In my youth I would flinch at the question "Where are you from?" for I'm a typical example of a favourite Indian comfort food (Khicidi- a mixture of rice and lentils. The term is used to denote any hotch-potch of things). This sad state of affairs was all the fault of my dear parents who had to go and marry spouses from faraway States (India is divided into States and Union Territories). Thus, while my late father was from the Southern Indian State of Andhra and a Brahmin ( a priestly caste that is strictly vegetarian) to boot, my mom, also now busy configuring her next Avatar, "hailed" from what is now West Pakistan and was a Mona Sikh ( Sikhs whose males need not maintain beards and wear turbans, nor need carry any of the other five requisite k's as in kesh, kirpan, kangan, kada, kacchha- hair, sword, comb, metal bangle, boxer shorts-or some form of underwear-Sikhs are supposed to be fairly warrior-like and thus do occasionally indulge in the eating of flesh). I was born in Bangalore, now famous as a software capital of India- this is in the State of Karnataka whose cuisine is a whole new story. I grew up in the sea-side town of Pondicherry- an ex-French colony and now a Union Territory engulfed by the Sate of Tamil Nadu. How was I to answer the all important "From where do you hail?"

I got into a greater pickle ( No Indian will survive for long without a good bottle of pickles-several are known to get pickled at the drop of a hat) when I decided to fall in love with a man from the Southern Indian State of Kerala- famous for its matriarchs and coconut garnished dishes. We lived out most of the first twenty years of married bliss in and around India's bustling capital city and thus acquired addictions to the tangy street foods that floated down to the Moghul-monument bedecked Delhi, along with heaps of dust, form neighboring Rajesthan (Famous for camels, desserts and castles in the sand).
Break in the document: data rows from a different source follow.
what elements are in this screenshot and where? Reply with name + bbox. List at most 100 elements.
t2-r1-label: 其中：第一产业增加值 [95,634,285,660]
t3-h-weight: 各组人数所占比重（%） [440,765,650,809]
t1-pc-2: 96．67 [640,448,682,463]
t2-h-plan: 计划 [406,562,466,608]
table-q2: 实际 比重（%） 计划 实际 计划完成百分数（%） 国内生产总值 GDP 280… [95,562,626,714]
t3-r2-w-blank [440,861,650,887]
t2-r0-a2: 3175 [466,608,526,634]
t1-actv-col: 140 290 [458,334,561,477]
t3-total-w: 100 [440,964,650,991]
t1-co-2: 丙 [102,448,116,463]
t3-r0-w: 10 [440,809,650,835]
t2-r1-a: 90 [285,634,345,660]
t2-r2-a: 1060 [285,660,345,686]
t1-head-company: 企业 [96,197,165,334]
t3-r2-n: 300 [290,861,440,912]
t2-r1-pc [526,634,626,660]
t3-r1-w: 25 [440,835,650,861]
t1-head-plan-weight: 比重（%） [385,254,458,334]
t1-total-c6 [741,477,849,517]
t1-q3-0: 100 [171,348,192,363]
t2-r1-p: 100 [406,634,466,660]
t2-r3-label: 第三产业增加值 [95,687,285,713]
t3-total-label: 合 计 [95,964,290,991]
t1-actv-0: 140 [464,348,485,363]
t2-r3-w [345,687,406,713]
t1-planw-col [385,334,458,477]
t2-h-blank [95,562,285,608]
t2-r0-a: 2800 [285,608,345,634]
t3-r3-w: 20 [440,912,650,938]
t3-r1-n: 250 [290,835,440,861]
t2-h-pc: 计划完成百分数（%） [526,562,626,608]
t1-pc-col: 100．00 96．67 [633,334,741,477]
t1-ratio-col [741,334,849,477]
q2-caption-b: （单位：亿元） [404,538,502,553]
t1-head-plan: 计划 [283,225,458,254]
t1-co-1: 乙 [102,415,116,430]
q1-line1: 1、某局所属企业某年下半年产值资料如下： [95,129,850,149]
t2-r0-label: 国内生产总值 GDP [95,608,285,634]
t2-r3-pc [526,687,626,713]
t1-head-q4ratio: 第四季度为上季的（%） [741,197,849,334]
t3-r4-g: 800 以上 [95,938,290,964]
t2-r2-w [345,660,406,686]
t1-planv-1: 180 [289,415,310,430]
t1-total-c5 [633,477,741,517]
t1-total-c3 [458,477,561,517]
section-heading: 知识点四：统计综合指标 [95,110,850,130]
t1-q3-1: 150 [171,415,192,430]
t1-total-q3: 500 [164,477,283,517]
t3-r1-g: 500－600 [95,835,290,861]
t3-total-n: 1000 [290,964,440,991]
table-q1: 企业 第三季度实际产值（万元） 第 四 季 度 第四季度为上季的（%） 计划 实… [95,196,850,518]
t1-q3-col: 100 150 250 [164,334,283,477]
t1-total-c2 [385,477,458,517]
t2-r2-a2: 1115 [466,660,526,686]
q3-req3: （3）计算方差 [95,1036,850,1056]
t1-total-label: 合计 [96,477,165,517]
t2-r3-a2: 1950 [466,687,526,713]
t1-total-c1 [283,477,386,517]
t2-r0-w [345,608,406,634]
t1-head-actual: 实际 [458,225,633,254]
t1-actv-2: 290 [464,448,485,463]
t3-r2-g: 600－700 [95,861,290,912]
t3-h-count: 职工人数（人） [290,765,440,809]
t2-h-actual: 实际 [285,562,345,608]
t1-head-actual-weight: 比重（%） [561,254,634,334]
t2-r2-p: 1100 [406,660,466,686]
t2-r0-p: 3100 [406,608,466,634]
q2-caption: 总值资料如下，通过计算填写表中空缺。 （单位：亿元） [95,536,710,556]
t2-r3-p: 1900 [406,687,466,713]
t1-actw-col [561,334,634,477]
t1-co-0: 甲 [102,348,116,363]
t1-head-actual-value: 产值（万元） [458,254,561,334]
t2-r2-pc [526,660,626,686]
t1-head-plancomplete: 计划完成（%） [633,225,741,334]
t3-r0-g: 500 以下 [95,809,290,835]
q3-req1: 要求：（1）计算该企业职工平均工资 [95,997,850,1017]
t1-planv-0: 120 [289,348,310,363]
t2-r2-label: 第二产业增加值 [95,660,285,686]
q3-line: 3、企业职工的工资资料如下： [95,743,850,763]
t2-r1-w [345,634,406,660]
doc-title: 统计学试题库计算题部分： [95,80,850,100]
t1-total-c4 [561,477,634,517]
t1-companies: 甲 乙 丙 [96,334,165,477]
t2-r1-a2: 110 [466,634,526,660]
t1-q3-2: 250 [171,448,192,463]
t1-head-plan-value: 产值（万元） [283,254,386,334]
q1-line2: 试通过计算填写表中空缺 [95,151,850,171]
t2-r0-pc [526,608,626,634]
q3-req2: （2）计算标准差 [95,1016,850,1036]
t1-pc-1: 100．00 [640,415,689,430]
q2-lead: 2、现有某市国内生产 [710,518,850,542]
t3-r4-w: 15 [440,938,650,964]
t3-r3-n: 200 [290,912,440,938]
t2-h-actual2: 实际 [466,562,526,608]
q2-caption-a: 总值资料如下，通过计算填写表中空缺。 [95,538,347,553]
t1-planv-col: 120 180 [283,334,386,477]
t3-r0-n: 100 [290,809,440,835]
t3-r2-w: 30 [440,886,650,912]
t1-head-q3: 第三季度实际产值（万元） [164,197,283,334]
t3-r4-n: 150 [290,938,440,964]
It will be no wonder then if the recipes presented here bear scant resemblance to their original models. Much is morphed.

Sunday, June 15, 2008

Madhu's Mean Curry




Ingredients:
1. About 5 fishes of the kind shown-cleaned and cut as depicted.
2. Roughly quarter cup oil (any vegetable oil should do).
3. A small handful of Madras onions (shallots), finely sliced.
4. 6 green chillies slit.
5. 3 cloves of garlic finely chopped.
6. One piece of ginger cut in juliennes.
7. a small handful of curry leaves.
8. A quarter teaspoon of turmeric.
9. A tablespoon of red chilli powder.
10. A tablespoon of coriander powder.
11. A pinch of fenugreek seeds.
12. Salt to taste.
13. Some 4-5 pieces of cocum.

Method:
1. Heat the oil in the clay pot.
2. Add the onions, green chillies, ginger, garlic and curry leaves. Saute for a couple of minutes.
3. Lower the fire. Add the fenugreek seeds and the moistened powders (add some water to the powders before putting them in the pot so that they do not burn).
4. Let it all fry well until there is a good smell-add a bit of water now and then to prevent burning.
5. Add the fish, cocum torn into pieces and enough water to cover the fishes.
6. Bring to a boil and cover and let it cook.